Ben Black, chief executive of DFC, said the projects would “help to secure vital supply chains, expand private-sector opportunity and strengthen America’s global competitiveness”.
Mercuria will invest up to $1bn in the joint venture through pre-financing arrangements and credit lines, and provide logistical support such as warehousing and transportation for the minerals, the company said.
Guy Robert Lukama, chair of Gécamines, said the deal with Mercuria gives it the ability to “strategically direct” its minerals to “end-user markets that align with our vision of strong and sustainable growth”.
Gécamines holds minority stakes in mines that entitle it to receive a portion of the minerals produced, including its 20 per cent stake in the giant Tenke Fungurume copper-cobalt mine run by China’s CMOC.
The Congolese mining group controls an estimated 500,000 tonnes of copper production through these stakes, roughly 2 per cent of global annual production, according to analysts.
Kostas Bintas, head of metals at Mercuria, said the deal with Kinshasa would give the country more choice over how and to whom it sells its minerals.
“There is a broader trend, countries around the world with mineral resources are trying to get more control of their resources, particularly in assets where they themselves are shareholders,” said Bintas.

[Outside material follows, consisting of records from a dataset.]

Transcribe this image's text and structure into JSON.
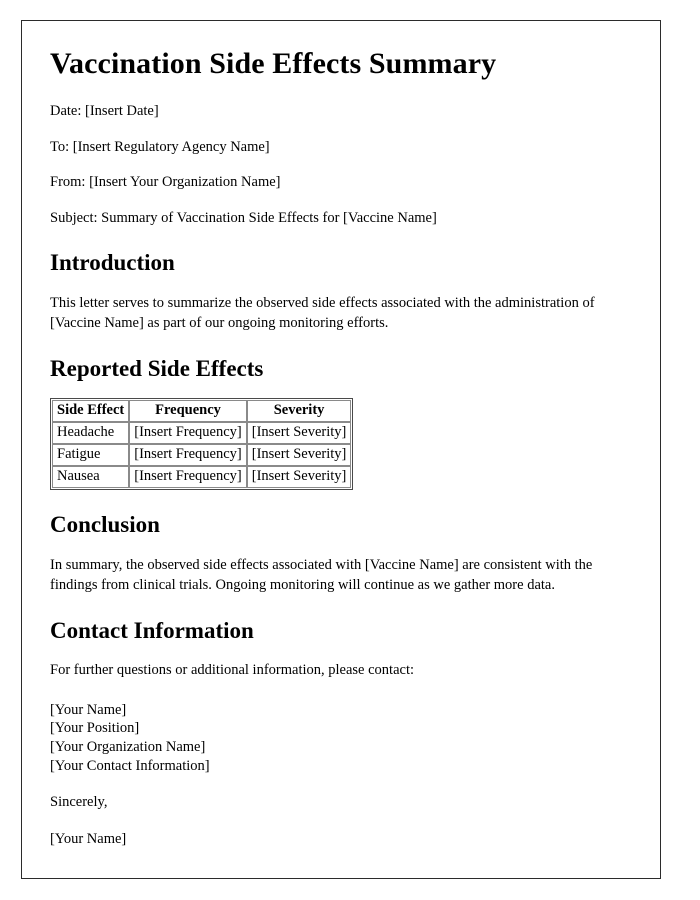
{
  "document": {
    "title": "Vaccination Side Effects Summary",
    "header_fields": [
      {
        "label": "Date:",
        "value": "[Insert Date]",
        "text": "Date: [Insert Date]"
      },
      {
        "label": "To:",
        "value": "[Insert Regulatory Agency Name]",
        "text": "To: [Insert Regulatory Agency Name]"
      },
      {
        "label": "From:",
        "value": "[Insert Your Organization Name]",
        "text": "From: [Insert Your Organization Name]"
      },
      {
        "label": "Subject:",
        "value": "Summary of Vaccination Side Effects for [Vaccine Name]",
        "text": "Subject: Summary of Vaccination Side Effects for [Vaccine Name]"
      }
    ],
    "sections": {
      "introduction": {
        "heading": "Introduction",
        "paragraph": "This letter serves to summarize the observed side effects associated with the administration of [Vaccine Name] as part of our ongoing monitoring efforts."
      },
      "reported_side_effects": {
        "heading": "Reported Side Effects",
        "table": {
          "columns": [
            "Side Effect",
            "Frequency",
            "Severity"
          ],
          "rows": [
            [
              "Headache",
              "[Insert Frequency]",
              "[Insert Severity]"
            ],
            [
              "Fatigue",
              "[Insert Frequency]",
              "[Insert Severity]"
            ],
            [
              "Nausea",
              "[Insert Frequency]",
              "[Insert Severity]"
            ]
          ]
        }
      },
      "conclusion": {
        "heading": "Conclusion",
        "paragraph": "In summary, the observed side effects associated with [Vaccine Name] are consistent with the findings from clinical trials. Ongoing monitoring will continue as we gather more data."
      },
      "contact_information": {
        "heading": "Contact Information",
        "intro": "For further questions or additional information, please contact:",
        "signature_block": [
          "[Your Name]",
          "[Your Position]",
          "[Your Organization Name]",
          "[Your Contact Information]"
        ],
        "closing": "Sincerely,",
        "signature_name": "[Your Name]"
      }
    }
  },
  "style": {
    "text_color": "#000000",
    "page_background": "#ffffff",
    "page_border_color": "#2b2b2b",
    "table_border_color": "#4a4a4a",
    "table_cell_border_color": "#8a8a8a"
  }
}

Chinese companies are by far the biggest producers of copper and cobalt in the DR Congo.
The US-DR Congo critical minerals agreement, signed Thursday, lays out ways the two countries will work together, including by creating a strategic mineral reserve that will “ensure predictable and durable supply of critical minerals . . . for the United States”.
It also indicates US support for infrastructure projects, including the Grand Inga Dam and the Lobito project.

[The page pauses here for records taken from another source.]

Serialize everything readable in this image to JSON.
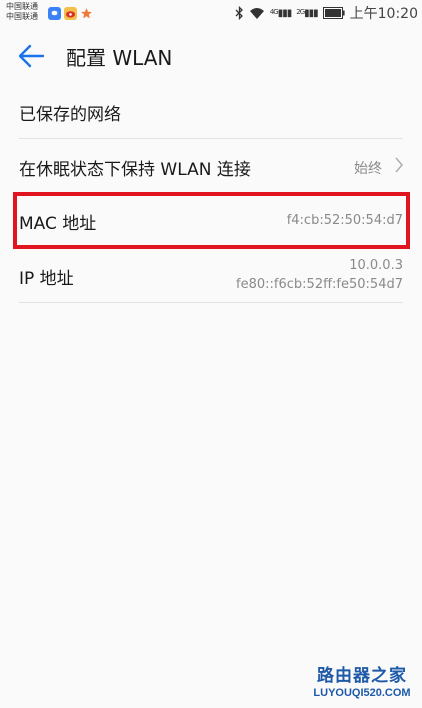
{
  "status_bar": {
    "carrier_1": "中国联通",
    "carrier_2": "中国联通",
    "time": "上午10:20",
    "network_1": "4G",
    "network_2": "2G",
    "notification_icons": [
      "social-app-icon",
      "weibo-icon",
      "star-app-icon"
    ]
  },
  "header": {
    "title": "配置 WLAN",
    "back_icon": "back-arrow-icon"
  },
  "settings": {
    "saved_networks": {
      "label": "已保存的网络"
    },
    "sleep_wlan": {
      "label": "在休眠状态下保持 WLAN 连接",
      "value": "始终"
    },
    "mac_address": {
      "label": "MAC 地址",
      "value": "f4:cb:52:50:54:d7"
    },
    "ip_address": {
      "label": "IP 地址",
      "ipv4": "10.0.0.3",
      "ipv6": "fe80::f6cb:52ff:fe50:54d7"
    }
  },
  "watermark": {
    "title": "路由器之家",
    "url": "LUYOUQI520.COM"
  },
  "colors": {
    "accent": "#1a73e8",
    "highlight": "#e0151f",
    "secondary_text": "#8a8a8a"
  }
}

Other DR Congo state-owned enterprises will also offer a first right of refusal on minerals being exported from certain projects to US buyers, such as Entreprise Générale du Cobalt, which buys the mineral from informal mines.

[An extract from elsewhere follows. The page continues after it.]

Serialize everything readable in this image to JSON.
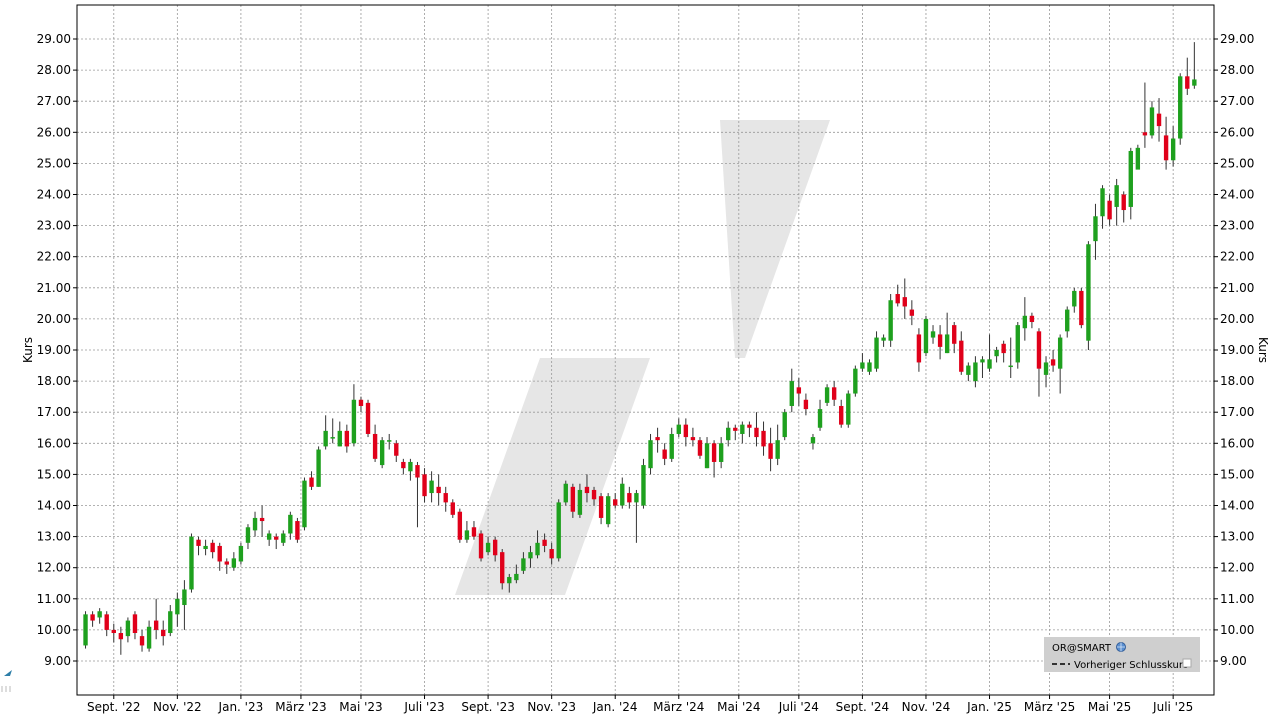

Industry sources say a range of mining projects — including the Rubaya coltan mine, the Western Forelands copper exploration project, the Manono lithium deposit and the Mutoshi copper-cobalt mine — could also benefit from the new US tie-ups.
“This peace agreement is a huge step forward and it does help unlock these mineral resources,” said Rob Strayer, president of the Critical Minerals Forum, a Darpa-funded consortium of miners and consumers.
He added that, “the success or failure of the joint partnership is going to depend on the private sector being involved”.
But the surge of funding and deals comes amid signs of the fragility of the peace deal, the ratification of which coincided with a surge in fighting that forced hundreds of Congolese refugees across the border into Rwanda.
Rwanda-allied M23 rebels and the Congolese army have accused each other of violating an earlier ceasefire, which never fully came into effect.